Breaking Into the Super Collider
BuzzSkyline writes "A group of physicists went AWOL from the American Physical Society conference in Dallas this week to explore the ruins of the nearby Superconducting Super Collider. The SSC was to be the world's largest and most ambitious physics experiment. It would have been bigger than the LHC and run at triple the energy. But the budget ran out of control and the project was scrapped in 1993."
So, instead of the project being an over budget waste, they canned it so it could be a complete waste with no return. Brilliant.
See: Sunk Costs
Also, this thing was turning into a white elephant - between mismanagement by the physicists and cost over-runs (gee, from Government contractors?!? No way!) this was going to turn into a huge money pit. Anyway, the Europeans did it better
This is just one of those short sighted things we do because missiles are more exciting that basic science. A generation of US scientists should be considered loss as a result, and a generation of people able to teach the next generation about science is lost as well. How many billions of dollars is being spent to bootstrap science programs based on pictures in books when we could have have science based on real world experience.
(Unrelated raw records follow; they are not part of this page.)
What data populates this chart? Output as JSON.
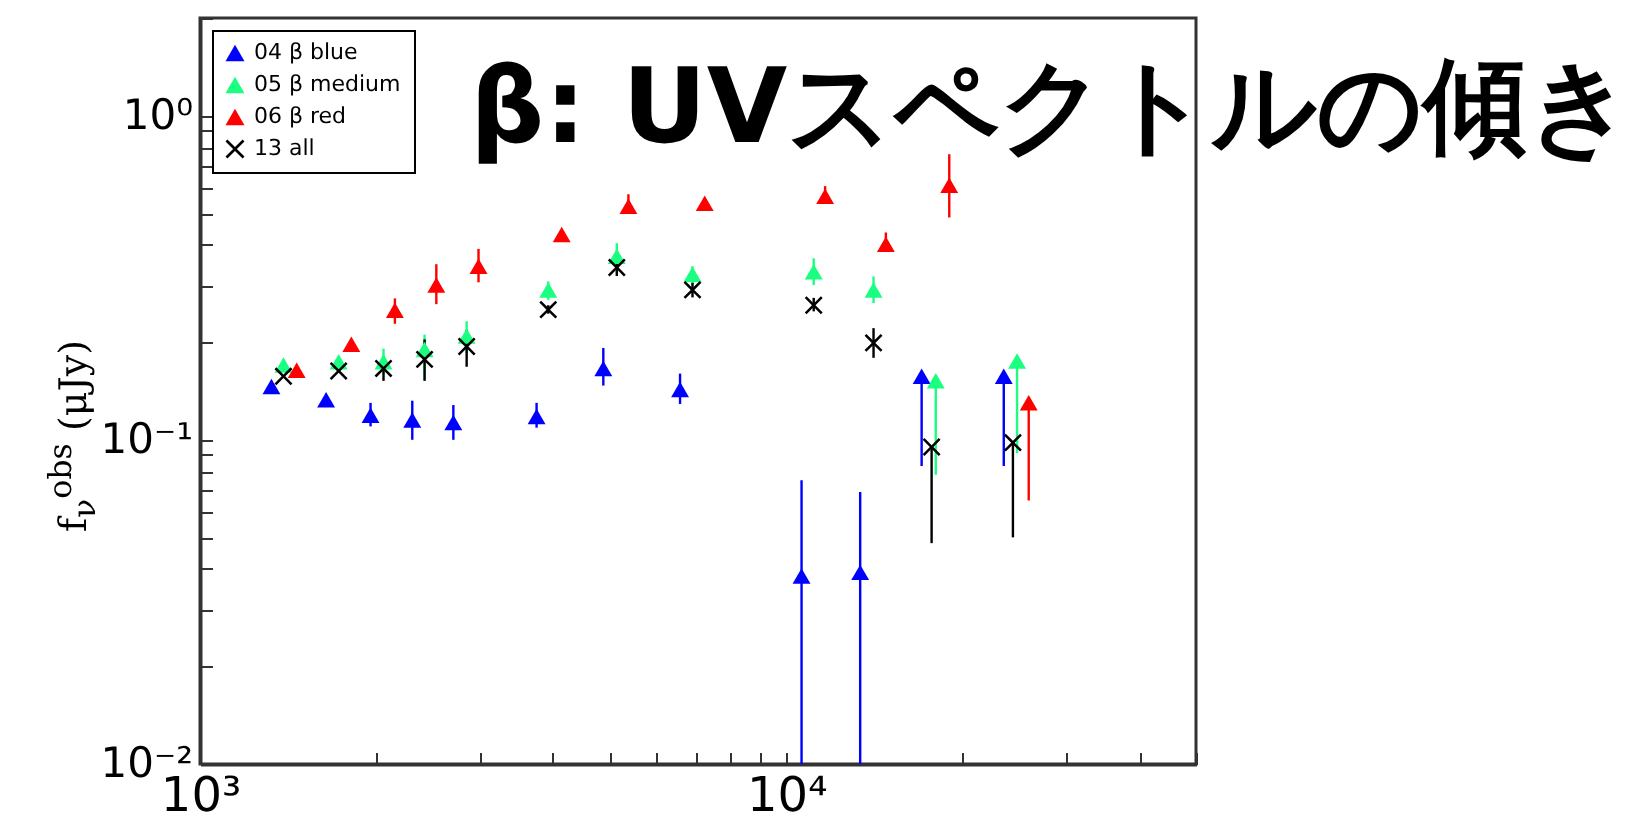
{
  "chart_data": {
    "type": "scatter",
    "title": "β: UVスペクトルの傾き",
    "ylabel": "f$_{ν}$$^{obs}$ (μJy)",
    "log": "xy",
    "grid": false,
    "legend": "top left",
    "marker": "triangle",
    "xlim": [
      1000,
      50000
    ],
    "xticks": [
      {
        "value": 1000,
        "label": "10³"
      },
      {
        "value": 2000,
        "label": null
      },
      {
        "value": 3000,
        "label": null
      },
      {
        "value": 4000,
        "label": null
      },
      {
        "value": 5000,
        "label": null
      },
      {
        "value": 6000,
        "label": null
      },
      {
        "value": 7000,
        "label": null
      },
      {
        "value": 8000,
        "label": null
      },
      {
        "value": 9000,
        "label": null
      },
      {
        "value": 10000,
        "label": "10⁴"
      },
      {
        "value": 20000,
        "label": null
      },
      {
        "value": 30000,
        "label": null
      },
      {
        "value": 40000,
        "label": null
      },
      {
        "value": 50000,
        "label": null
      }
    ],
    "ylim": [
      0.01,
      2
    ],
    "yticks": [
      {
        "value": 0.01,
        "label": "10⁻²"
      },
      {
        "value": 0.02,
        "label": null
      },
      {
        "value": 0.03,
        "label": null
      },
      {
        "value": 0.04,
        "label": null
      },
      {
        "value": 0.05,
        "label": null
      },
      {
        "value": 0.06,
        "label": null
      },
      {
        "value": 0.07,
        "label": null
      },
      {
        "value": 0.08,
        "label": null
      },
      {
        "value": 0.09,
        "label": null
      },
      {
        "value": 0.1,
        "label": "10⁻¹"
      },
      {
        "value": 0.2,
        "label": null
      },
      {
        "value": 0.3,
        "label": null
      },
      {
        "value": 0.4,
        "label": null
      },
      {
        "value": 0.5,
        "label": null
      },
      {
        "value": 0.6,
        "label": null
      },
      {
        "value": 0.7,
        "label": null
      },
      {
        "value": 0.8,
        "label": null
      },
      {
        "value": 0.9,
        "label": null
      },
      {
        "value": 1,
        "label": "10⁰"
      },
      {
        "value": 2,
        "label": null
      }
    ],
    "series": [
      {
        "name": "04 β blue",
        "color": "#0000ff",
        "x": [
          1324,
          1641,
          1954,
          2302,
          2705,
          3751,
          4875,
          6590,
          10620,
          13370,
          17020,
          23500
        ],
        "values": [
          0.146,
          0.133,
          0.119,
          0.115,
          0.113,
          0.118,
          0.166,
          0.143,
          0.038,
          0.039,
          0.157,
          0.157
        ],
        "errors": [
          null,
          null,
          [
            0.11,
            0.13
          ],
          [
            0.1,
            0.132
          ],
          [
            0.1,
            0.128
          ],
          [
            0.109,
            0.13
          ],
          [
            0.147,
            0.192
          ],
          [
            0.129,
            0.16
          ],
          [
            0.01,
            0.075
          ],
          [
            0.01,
            0.069
          ],
          [
            0.083,
            0.157
          ],
          [
            0.083,
            0.157
          ]
        ]
      },
      {
        "name": "05 β medium",
        "color": "#1aff80",
        "x": [
          1388,
          1724,
          2056,
          2416,
          2850,
          3927,
          5140,
          6920,
          11140,
          14090,
          17990,
          24760
        ],
        "values": [
          0.17,
          0.174,
          0.174,
          0.19,
          0.209,
          0.29,
          0.368,
          0.324,
          0.33,
          0.29,
          0.152,
          0.175
        ],
        "errors": [
          null,
          null,
          [
            0.16,
            0.191
          ],
          [
            0.153,
            0.211
          ],
          [
            0.185,
            0.232
          ],
          [
            0.27,
            0.308
          ],
          [
            0.335,
            0.404
          ],
          [
            0.3,
            0.343
          ],
          [
            0.3,
            0.363
          ],
          [
            0.264,
            0.319
          ],
          [
            0.078,
            0.152
          ],
          [
            0.091,
            0.175
          ]
        ]
      },
      {
        "name": "06 β red",
        "color": "#ff0000",
        "x": [
          1462,
          1812,
          2150,
          2530,
          2986,
          4140,
          5380,
          7260,
          11650,
          14790,
          18970,
          25920
        ],
        "values": [
          0.164,
          0.197,
          0.251,
          0.3,
          0.343,
          0.43,
          0.525,
          0.537,
          0.564,
          0.401,
          0.61,
          0.13
        ],
        "errors": [
          null,
          null,
          [
            0.228,
            0.273
          ],
          [
            0.262,
            0.348
          ],
          [
            0.306,
            0.388
          ],
          null,
          [
            0.5,
            0.572
          ],
          null,
          [
            0.54,
            0.606
          ],
          [
            0.38,
            0.436
          ],
          [
            0.485,
            0.76
          ],
          [
            0.065,
            0.13
          ]
        ]
      },
      {
        "name": "13 all",
        "color": "#000000",
        "marker": "cross",
        "x": [
          1388,
          1724,
          2056,
          2416,
          2850,
          3927,
          5140,
          6920,
          11140,
          14090,
          17700,
          24360
        ],
        "values": [
          0.157,
          0.163,
          0.166,
          0.177,
          0.194,
          0.252,
          0.34,
          0.29,
          0.26,
          0.199,
          0.095,
          0.098
        ],
        "errors": [
          null,
          null,
          [
            0.152,
            0.181
          ],
          [
            0.152,
            0.204
          ],
          [
            0.168,
            0.218
          ],
          [
            0.245,
            0.26
          ],
          [
            0.32,
            0.36
          ],
          [
            0.275,
            0.305
          ],
          [
            0.249,
            0.274
          ],
          [
            0.179,
            0.221
          ],
          [
            0.048,
            0.095
          ],
          [
            0.05,
            0.098
          ]
        ]
      }
    ]
  }
}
"She's a scientist and a lesbian. She's not going to let it slide." Orphan Black
To put it in perspective, the supercollider cost about $8 billion over ALL its years. By contrast the nuclear fission industry received $38 billion in taxpayer loan guarantees in a single year, and the CBO projects that it will default on more than half of them. That's about $20 billion in taxpayer money. In one year. And that doesn't include direct subsidies, the eight year federal tax credit, the $2 billion dollar cost overrun fund, and debt waivers.
The baby's fine -- please stop sending business cards.
Actually despite initial reservations, Clinton urged Congress to continue funding it. Congress opted not to do so due to costs associated with developing the ISS.
Unrelated note: if you haven't clicked on TFA, you should. Don't worry, it's mostly pictures.
Also, this thing was turning into a white elephant - between mismanagement by the physicists
The problem was not physicists but politicians. Large colliders like the LHC and SSC require a chain of accelerators of increasing energy to inject protons into them. The US already has just such a chain but in Fermilab near Chicago, not in the middle of Texas. As I understand it the decision to move the SSC from Illinois to Texas was made by politicians for political reasons. Since the entire lower energy accelerator complex had to be built from scratch in Texas this literally doubled the cost of the project.
The damage to US physics goes well beyond the loss of the project though. There were many non-US groups involved in the SSC and its cancellation has meant that many are extremely adamant that future international accelerator projects should not be built in the US due to a complete lack of faith in the US funding system.